I am currently touring Bihar, and villagers say that electricity is available for 12-18 hours a day. City-dwellers say they get electricity almost all day, but with intermittent outages. Voters everywhere declare this is a major blessing, and give Nitish the credit for it. This looks a potential election winner.

Pratyaya Amrit says that of the 36,000 supposedly electrified villages, intensified electrification was needed to boost actual consumption in 11,000 villages. More than half the 4,000 non-electrified villages of 2012 have now been electrified, and 100% electrification is scheduled for April 2016. No less than 20 lakh new consumers have been registered, of whom almost 9,000 are in the newly electrified villages. Many illegal connections have been regularized. Amrit claims that much of the theft of electricity in earlier days was induced by callous non-supply. Those stealing earlier are today happily paying for regular supply.

How does Bihar’s recent rural electrification thrust compare with that in other states? On March 31, 2015, India still had 18,452 non-electrified villages of which 2,719 were in Bihar, the other main culprit being Odisha. Six months later, on October 12, 2015, Odisha had electrified just one additional village, whereas Bihar had electrified an additional 1,427. Quite a difference.

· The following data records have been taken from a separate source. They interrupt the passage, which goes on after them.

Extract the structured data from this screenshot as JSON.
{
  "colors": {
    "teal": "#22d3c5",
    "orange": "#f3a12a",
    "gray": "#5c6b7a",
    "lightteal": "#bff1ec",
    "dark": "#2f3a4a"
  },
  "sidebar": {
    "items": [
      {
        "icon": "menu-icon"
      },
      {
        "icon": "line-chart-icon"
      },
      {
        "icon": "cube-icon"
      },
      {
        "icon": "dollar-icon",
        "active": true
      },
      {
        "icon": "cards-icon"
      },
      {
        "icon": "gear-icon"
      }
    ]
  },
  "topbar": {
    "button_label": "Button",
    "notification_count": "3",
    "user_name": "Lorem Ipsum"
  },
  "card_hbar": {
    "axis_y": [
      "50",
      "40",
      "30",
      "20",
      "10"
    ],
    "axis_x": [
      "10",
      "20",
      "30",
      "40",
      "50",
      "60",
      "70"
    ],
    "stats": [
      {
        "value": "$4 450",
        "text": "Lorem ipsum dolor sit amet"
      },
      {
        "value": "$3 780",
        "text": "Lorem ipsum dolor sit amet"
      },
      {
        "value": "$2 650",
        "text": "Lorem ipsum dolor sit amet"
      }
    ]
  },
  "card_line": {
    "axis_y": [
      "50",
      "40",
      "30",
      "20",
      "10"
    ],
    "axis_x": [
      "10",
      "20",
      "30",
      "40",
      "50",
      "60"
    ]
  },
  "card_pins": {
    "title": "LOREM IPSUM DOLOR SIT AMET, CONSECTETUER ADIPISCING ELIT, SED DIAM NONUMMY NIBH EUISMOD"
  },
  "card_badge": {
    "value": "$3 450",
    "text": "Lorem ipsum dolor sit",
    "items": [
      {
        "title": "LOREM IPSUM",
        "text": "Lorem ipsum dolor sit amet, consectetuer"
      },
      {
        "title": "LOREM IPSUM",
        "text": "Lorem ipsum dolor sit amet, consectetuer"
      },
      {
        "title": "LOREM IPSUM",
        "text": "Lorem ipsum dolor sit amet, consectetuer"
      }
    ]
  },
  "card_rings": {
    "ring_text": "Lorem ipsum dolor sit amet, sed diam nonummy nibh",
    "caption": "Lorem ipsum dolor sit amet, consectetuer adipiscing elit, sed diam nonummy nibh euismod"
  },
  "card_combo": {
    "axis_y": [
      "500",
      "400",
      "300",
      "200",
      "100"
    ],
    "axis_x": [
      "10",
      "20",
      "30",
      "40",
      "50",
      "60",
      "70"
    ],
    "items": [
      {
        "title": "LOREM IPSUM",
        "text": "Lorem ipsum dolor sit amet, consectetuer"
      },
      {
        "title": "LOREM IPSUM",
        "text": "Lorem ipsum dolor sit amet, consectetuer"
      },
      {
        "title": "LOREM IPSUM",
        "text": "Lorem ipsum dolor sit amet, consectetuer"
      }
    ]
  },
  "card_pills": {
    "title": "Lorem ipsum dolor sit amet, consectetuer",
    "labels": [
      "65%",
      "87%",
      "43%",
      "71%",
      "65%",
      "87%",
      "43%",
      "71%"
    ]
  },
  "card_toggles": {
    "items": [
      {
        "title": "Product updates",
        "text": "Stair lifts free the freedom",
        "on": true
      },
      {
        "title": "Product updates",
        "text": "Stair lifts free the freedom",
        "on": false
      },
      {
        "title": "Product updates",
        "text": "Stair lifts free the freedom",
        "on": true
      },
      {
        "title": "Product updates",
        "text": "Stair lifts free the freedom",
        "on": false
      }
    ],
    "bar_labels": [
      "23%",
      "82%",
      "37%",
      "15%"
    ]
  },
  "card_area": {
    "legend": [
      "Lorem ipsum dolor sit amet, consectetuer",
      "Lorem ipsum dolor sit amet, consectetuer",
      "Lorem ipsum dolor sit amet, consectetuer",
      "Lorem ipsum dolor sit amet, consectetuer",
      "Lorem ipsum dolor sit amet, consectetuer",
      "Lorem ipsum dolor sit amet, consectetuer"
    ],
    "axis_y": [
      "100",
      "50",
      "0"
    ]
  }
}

The transmission focus has been on quality, not just increased quantity. The first task was to survey all supposedly electrified villages and repair poles and transformers. Contractors earlier dragged their feet because they claimed to face enormous problems (and bribes) in getting their bills paid. A streamlined payments system, and meetings where contractors and government engineers sort out differences on the spot, have helped speed up electrification and raise the productivity and motivation of contractors and sub-contractors. A consumer redress system has been set up with 24/7 helplines, and widespread advertising has sought to make villagers aware of the helplines. In the past, consumer grievances were routinely ignored, but things have improved in the last 18 months because of the shadow cast by the imminent state election.

Many problems remain. The technical and commercial losses of Bihar’s electricity system are huge and unsustainable. They have been reduced from a hair-raising 54% to a still outrageous 40%. This needs to come down to 10% to be world class. Checking theft is relatively easy if the consumers are a few large industries, but difficult if (as in Bihar) 95% of consumers are households and offices. Building more substations with better transformers can cut technical losses, but there is a long hard slog ahead.

Only 42% of consumed electricity used to be billed. This is now up to 67%, which is still pathetic. Only 80% of billed sums are actually being collected, though this again is an improvement on the earlier 69%. Bihar has a long way to go. But it seems to have progressed fast enough at just the right time to give Nitish a third victory.